Request a free copy of your credit report once a year from all 3 major credit reporting agencies (Experian, TransUnion, and Equifax), and check it for errors. Look for accounts that don’t belong to you and other inaccurate information. If you find a problem, contact the issuer first. If that doesn’t yield results, file a dispute online with each reporting agency.

2. Pay your bills on time

Whether or not you pay your bills on time accounts for 35 percent of your credit score. If you’ve paid bills late in the past, you can slowly build your credit back up by making sure it doesn’t happen again. Set up automatic bill payments, or create a payment calendar to pay credit cards, utilities, and all other bills on or before their due dates.

3. Keep all credit lines open

Keep unused credit lines open to improve your credit utilization percentage (the sum of the outstanding balances on all your credit cards divided by the sum of each card’s limit). In other words, the more credit you have available relative to your level of debt, the better. Be aware, however, that banks may close credit cards with sustained periods of inactivity. To avoid this, put minor purchases on your seldom-used cards every few months and pay them off immediately. This will keep your credit utilization percentage down and your credit score up.

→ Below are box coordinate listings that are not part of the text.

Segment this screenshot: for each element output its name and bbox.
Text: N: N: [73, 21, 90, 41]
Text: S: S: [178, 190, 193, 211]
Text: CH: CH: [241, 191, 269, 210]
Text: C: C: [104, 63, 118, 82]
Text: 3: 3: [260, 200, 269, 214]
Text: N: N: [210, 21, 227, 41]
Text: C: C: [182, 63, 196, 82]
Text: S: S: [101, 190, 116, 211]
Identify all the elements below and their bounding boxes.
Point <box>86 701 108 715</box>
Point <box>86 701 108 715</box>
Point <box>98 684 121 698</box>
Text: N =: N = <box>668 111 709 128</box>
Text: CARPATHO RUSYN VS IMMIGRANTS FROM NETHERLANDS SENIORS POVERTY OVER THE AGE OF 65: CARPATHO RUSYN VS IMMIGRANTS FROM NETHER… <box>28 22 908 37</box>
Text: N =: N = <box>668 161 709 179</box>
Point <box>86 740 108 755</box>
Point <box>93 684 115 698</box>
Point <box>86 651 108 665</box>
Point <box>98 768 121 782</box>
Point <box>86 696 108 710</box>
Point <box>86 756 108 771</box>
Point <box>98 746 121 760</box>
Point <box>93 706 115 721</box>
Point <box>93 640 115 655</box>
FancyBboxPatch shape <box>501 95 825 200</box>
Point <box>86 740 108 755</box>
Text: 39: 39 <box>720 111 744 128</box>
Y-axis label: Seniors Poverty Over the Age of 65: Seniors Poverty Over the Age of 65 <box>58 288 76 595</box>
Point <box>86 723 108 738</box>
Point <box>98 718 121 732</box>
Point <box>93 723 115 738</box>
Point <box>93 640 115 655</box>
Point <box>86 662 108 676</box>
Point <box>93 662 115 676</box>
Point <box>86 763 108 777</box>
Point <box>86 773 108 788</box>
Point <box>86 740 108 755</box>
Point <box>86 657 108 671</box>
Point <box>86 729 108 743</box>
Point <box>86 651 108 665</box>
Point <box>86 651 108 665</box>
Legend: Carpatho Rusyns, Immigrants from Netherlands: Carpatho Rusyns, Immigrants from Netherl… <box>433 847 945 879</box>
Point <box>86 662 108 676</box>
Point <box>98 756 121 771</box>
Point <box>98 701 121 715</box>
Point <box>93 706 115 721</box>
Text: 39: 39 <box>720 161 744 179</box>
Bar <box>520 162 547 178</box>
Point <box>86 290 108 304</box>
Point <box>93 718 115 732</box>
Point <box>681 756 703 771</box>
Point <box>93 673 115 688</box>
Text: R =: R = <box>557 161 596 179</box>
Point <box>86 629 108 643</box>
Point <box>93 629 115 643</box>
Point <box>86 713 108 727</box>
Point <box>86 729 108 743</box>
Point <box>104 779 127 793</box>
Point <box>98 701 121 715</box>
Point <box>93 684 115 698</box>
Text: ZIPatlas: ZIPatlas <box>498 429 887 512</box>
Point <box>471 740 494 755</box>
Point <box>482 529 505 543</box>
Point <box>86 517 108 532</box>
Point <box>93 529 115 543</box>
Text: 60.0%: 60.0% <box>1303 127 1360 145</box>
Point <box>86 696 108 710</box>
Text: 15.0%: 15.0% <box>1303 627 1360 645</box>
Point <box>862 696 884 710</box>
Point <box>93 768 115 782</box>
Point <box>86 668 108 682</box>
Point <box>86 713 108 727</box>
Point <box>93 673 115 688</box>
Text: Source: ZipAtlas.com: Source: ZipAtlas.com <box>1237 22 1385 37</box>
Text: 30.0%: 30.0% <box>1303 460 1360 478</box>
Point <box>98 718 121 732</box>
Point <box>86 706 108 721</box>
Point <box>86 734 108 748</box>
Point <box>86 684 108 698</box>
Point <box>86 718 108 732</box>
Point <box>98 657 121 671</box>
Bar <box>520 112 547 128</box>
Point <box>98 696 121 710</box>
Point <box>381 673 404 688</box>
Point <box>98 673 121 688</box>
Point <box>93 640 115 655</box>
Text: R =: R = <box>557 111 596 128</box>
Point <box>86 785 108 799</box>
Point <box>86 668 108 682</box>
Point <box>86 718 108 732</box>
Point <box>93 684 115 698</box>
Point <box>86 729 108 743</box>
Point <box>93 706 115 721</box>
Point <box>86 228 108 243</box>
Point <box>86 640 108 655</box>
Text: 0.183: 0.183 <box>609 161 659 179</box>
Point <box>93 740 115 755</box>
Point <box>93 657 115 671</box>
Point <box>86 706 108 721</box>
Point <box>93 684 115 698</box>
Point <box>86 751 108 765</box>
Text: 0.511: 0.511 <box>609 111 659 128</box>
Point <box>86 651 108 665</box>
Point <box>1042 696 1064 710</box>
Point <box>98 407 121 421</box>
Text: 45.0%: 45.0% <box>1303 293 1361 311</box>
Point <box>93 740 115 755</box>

4. Reduce hard credit pulls

A soft credit pull, or check, has no effect on your credit score. For example, an employee background check would be considered a soft credit pull. However, hard credit checks — which occur when you apply for a credit card or sign up for new utility services — do impact your score. One or 2 such credit checks won’t ding your score too badly, but a great many in a short period of time most definitely will.

5. Pay down debt

Another way to improve your score is to pay off your debts. Start by paying off your high interest debts. You can free up income by reducing your expenses: clip coupons, raise your thermostat by several degrees, and reduce your cell phone or television services. Use the money you save to increase your monthly debt payments.

Final thoughts

To a large extent, your credit score determines your financial well-being. And the actions you take now will affect your life well into the future. A good credit score can open doors to low interest rates and preferential treatment, while a low score can shut the same doors just as quickly. Improve your score to save money on insurance premiums, lower interest rates, or land a better job — and start today!